Conclusion is that I need not only to write good code, but I need to articulate my thoughts in narrative form (blog), live (presentation), and finally in my craft as stunning UI.

GWT: Dealing with the MenuBar inside MVP

Okay so I am trying to follow the MVP pattern of having a View interface that hides the details of the implementation. This has worked great up to the point where I need to add a MenuBar. Normally I would use on of the Has.... interfaces as a return value of a method on the view interface. The presenter then simply calls the getSomeAction().addHandler(....) but this doesn't exist for the MenuItem which uses the Command interface to respond to clicks on menus.

My first response was to create a component that encapsulated the Menu inside a control that had one button per menu item. The view interface could register click handlers by using the buttons on the menu and the menu items would simply fire the click() method on the buttons to execute all registered handlers.

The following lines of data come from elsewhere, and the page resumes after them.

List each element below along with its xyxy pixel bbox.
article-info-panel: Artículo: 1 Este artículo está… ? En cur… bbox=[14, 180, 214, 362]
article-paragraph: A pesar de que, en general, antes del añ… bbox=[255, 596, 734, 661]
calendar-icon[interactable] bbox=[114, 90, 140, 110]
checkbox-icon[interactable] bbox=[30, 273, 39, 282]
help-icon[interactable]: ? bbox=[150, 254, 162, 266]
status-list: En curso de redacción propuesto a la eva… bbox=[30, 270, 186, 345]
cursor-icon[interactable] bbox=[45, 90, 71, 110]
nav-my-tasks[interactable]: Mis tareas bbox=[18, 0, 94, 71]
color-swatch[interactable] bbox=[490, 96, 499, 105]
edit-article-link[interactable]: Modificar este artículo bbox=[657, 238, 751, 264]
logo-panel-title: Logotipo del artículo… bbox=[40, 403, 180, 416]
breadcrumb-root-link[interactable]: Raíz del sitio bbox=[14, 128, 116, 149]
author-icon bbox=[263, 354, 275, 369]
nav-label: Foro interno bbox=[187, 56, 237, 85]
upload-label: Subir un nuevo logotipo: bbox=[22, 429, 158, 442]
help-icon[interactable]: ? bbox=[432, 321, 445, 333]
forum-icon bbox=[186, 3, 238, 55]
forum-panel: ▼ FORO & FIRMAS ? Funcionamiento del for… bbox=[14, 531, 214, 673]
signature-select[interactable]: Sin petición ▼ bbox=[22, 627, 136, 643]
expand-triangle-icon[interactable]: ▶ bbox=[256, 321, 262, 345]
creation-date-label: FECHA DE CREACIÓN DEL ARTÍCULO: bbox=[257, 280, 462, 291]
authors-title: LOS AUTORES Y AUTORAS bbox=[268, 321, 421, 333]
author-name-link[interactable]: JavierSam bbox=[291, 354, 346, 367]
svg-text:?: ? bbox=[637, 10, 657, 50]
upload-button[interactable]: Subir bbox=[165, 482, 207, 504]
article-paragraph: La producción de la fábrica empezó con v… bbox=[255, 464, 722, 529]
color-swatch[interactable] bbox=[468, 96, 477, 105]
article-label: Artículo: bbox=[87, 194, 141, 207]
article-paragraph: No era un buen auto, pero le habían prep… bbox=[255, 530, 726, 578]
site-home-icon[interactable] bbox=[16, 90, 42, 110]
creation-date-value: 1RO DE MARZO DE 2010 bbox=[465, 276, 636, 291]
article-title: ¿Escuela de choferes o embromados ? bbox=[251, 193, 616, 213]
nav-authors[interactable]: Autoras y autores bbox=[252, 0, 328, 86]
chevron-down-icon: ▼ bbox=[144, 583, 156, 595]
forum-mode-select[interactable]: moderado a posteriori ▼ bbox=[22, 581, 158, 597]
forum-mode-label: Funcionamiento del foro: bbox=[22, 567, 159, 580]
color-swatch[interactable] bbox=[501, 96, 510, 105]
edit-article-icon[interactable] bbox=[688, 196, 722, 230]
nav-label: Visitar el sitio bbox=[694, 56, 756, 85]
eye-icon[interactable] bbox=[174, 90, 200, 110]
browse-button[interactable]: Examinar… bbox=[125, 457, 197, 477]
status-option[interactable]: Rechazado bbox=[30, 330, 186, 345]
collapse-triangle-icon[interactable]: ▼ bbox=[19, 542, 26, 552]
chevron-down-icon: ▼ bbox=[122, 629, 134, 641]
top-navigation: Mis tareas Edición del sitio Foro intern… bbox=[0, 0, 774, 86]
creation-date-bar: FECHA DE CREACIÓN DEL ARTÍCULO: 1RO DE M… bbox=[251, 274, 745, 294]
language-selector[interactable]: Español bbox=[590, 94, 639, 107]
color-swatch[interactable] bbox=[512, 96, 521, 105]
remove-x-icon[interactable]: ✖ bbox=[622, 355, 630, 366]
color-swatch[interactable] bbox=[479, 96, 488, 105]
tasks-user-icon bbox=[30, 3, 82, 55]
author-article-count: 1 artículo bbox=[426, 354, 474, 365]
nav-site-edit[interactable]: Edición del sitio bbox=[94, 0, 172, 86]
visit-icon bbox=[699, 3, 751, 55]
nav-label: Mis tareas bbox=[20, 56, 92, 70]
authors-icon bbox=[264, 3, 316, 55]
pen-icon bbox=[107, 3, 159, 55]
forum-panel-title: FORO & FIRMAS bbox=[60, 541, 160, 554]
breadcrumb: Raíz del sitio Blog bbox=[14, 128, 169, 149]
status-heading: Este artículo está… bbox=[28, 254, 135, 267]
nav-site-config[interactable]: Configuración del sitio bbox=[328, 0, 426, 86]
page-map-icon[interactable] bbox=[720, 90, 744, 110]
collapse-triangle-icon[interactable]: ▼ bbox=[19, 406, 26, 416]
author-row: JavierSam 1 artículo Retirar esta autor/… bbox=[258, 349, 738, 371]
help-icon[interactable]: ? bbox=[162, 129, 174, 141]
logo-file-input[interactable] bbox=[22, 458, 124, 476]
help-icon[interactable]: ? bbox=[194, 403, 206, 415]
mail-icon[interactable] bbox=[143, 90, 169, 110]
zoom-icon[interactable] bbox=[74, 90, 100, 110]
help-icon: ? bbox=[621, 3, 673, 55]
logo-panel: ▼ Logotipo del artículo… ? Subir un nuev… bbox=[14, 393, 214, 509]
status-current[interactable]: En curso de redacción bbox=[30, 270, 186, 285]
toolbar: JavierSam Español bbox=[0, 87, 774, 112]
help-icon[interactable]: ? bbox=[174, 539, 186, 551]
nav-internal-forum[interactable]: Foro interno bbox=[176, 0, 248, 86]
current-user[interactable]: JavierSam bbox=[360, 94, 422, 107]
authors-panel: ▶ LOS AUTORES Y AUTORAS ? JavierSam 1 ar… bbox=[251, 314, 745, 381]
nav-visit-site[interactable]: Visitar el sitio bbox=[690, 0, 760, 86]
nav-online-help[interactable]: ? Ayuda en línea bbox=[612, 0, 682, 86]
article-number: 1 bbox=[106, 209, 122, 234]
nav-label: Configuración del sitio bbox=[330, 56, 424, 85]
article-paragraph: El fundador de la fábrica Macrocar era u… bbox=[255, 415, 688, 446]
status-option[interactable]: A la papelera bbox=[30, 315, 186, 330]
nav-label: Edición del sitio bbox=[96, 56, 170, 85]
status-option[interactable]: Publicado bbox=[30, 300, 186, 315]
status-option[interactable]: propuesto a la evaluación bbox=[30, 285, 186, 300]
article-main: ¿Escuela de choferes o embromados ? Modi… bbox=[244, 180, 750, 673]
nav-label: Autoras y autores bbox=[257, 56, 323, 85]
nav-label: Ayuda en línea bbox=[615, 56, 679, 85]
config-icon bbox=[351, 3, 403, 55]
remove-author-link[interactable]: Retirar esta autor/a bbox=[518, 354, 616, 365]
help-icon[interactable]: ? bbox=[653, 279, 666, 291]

Problem: Button.click() doesn't work if you have not added the Button to the DOM. I don't want the buttons in the DOM and it felt like a kluge to have the buttons in the DOM button hidden.

So my solution was to create a simple interface HasCommand that has one method setCommand.


public interface HasCommand{
setCommand(Command command);
}


Then I extended the MenuItem component overriding the 4 public constructors and implementing the new HasCommand interface. Now I simply use the HasCommand interface in my View definition and this makes it so I can sleep at night.

Monday, May 3, 2010

GWT SerializationException


com.google.gwt.user.client.rpc.SerializationException:

Okay this is really a beginners mistake. I was getting a SerializationException today with a GWT RPC call. Remember to make sure that all classes implement Serializable and that the classes all have the default constructors defined as is required by Java serialization.

If you like defining your classes with useful constructors the provide a way of getting the data into the object then a good approach is to make the default constructor private and suppress the unused warnings.



@SuppressWarnings("unused")
private MyClass(){}



This is one of the first attempts at documenting a problem and solution in my blog as an ongoing effort to develop a solutions log. I may need to come back later with some code examples but I want to continue on for now.